Unintended Consequences of Copay Cards:

  • Copay cards have a maximum savings limit and expire. Patient then pays full price.
  • Copay cards can reduce cost to patients, but payers still pay their full share of brand-name medication, increasing medication spending. The chart below provides an example showing higher costs to the payer for brand-name Januvia, compared to the alternative generic option of alogliptin (see chart).
  • Copay cards most often do not contribute to deductibles or out-of-pocket maximums. As a result, they are not actually reducing out-of-pocket spending in many situations.

Key Takeaways:

  • Copay cards increase use of brand-name drugs, driving up medication expenditure and lowering generic dispensing rate.
  • Use of copay cards can result in unintended costs for payers and patients .
  • When a generic equivalent becomes available, it is best to utilize the generic formulation and avoid use of copay cards.

References:

  1. Choudhry N, et al. Improving Adherence to Therapy and Clinical Outcomes While Containing Costs: Opportunities from the Greater Use of Generic Medications: Best Practice Advice from the Clinical Guidelines Committee of the American College of Physicians. Ann Intern Med. 2016;164:41-49.
  2. Dafny L, Ody C, Schmitt M. When Discounts Raise Costs: The Effect of Copay Coupons on Generic Utilization. American Economic Journal: Economic Policy, 2017; 9(2): 91-123.
  3. “Prescription Drug Coupons Actually Increase Healthcare Spending by Billions.” October 3, 2017. https://insight.kellogg.northwestern.edu/article/prescription-drug-copay-coupons-hurt-generic-competition.

Transformation

UnitedHealthcare MA Annual Wellness Visit Incentive Program

C3 has entered into an ACO agreement with UnitedHealthcare Medicare Advantage that includes annual shared savings and stars bonus opportunities. To jump-start performance in this agreement, C3 has launched an annual wellness visit incentive program, in conjunction with the UnitedHealthcare MA contract, for performance year 2021.

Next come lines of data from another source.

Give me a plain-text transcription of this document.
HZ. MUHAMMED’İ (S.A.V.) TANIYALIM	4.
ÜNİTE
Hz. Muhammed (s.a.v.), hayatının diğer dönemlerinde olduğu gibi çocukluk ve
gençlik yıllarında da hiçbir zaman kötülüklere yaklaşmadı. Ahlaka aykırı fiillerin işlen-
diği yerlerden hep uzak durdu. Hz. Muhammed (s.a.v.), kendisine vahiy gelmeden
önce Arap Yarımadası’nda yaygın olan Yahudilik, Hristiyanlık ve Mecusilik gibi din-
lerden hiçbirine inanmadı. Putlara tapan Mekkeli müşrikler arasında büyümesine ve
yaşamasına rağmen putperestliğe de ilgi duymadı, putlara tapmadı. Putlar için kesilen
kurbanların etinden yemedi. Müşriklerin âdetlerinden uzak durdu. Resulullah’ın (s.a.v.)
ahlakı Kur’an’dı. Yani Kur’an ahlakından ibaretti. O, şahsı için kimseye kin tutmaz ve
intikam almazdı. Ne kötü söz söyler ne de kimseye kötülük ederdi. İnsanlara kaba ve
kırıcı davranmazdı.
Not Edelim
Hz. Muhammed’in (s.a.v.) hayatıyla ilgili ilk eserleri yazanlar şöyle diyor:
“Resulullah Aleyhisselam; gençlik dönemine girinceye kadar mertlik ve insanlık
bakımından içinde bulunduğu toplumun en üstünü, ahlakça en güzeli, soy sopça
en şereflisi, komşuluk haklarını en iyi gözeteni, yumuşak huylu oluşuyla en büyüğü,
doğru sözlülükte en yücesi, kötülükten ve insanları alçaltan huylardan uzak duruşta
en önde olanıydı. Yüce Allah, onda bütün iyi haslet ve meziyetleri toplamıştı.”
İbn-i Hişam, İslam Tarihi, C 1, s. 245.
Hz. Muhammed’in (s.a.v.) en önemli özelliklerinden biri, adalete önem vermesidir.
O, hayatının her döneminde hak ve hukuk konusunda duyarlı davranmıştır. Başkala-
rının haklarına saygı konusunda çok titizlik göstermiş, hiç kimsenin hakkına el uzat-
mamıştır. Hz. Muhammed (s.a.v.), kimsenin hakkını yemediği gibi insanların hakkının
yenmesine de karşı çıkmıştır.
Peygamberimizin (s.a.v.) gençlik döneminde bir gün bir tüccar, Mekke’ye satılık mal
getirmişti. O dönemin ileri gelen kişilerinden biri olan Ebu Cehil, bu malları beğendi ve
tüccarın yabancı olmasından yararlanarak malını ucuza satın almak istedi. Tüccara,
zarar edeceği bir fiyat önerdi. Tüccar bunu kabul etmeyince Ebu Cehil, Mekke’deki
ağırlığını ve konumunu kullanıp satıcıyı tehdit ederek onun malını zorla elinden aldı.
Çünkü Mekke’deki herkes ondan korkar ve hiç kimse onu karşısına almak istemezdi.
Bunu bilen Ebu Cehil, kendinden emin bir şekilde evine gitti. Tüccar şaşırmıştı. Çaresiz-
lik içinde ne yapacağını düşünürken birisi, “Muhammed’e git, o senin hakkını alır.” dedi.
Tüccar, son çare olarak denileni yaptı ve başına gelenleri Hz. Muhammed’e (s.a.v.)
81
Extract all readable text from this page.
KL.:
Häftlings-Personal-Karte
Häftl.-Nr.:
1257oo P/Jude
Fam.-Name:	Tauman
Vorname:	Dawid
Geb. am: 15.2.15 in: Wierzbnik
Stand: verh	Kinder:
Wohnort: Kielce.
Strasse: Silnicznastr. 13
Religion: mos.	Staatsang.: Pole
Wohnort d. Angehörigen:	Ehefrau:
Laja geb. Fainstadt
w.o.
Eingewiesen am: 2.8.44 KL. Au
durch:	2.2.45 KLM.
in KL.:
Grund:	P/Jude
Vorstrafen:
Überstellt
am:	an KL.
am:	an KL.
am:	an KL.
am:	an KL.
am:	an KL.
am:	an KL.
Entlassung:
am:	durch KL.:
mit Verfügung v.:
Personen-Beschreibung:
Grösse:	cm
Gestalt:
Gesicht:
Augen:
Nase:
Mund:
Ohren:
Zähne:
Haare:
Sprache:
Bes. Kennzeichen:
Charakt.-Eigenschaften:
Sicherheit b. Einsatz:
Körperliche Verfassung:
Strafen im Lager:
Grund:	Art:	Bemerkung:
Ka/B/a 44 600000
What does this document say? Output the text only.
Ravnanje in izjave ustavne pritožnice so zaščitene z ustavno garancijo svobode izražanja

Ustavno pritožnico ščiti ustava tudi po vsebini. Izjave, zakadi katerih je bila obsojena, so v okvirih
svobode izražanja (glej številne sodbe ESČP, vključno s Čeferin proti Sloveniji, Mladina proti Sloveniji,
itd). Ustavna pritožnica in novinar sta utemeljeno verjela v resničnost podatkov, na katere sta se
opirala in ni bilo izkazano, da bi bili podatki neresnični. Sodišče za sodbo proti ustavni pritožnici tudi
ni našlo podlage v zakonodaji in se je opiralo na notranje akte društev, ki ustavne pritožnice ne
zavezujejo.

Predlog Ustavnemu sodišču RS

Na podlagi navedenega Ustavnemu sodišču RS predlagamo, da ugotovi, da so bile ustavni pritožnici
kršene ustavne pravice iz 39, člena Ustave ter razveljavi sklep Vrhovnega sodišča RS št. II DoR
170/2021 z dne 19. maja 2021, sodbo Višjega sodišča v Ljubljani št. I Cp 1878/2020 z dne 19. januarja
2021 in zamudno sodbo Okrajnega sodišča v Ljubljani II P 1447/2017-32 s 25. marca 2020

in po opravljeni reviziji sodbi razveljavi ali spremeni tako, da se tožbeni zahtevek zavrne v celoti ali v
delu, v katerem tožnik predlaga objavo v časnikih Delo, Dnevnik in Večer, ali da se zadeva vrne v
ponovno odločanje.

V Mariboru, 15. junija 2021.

From 1/1/2021 – 12/31/2021, C3 will provide an additional incentive payment for completion of an annual wellness visit for each attributed UnitedHealthcare MA patient. This payment will be paid quarterly and is in addition to your regular fee-for-service reimbursement for these services.

Eligibility will be determined by UnitedHealthcare Medicare Advantage as noted with a completed Annual Care Visit (ACV) and includes visit types billed as G0402, G4038-G4039, and any other codes that qualify as an UnitedHealthcare Medicare Advantage ACV.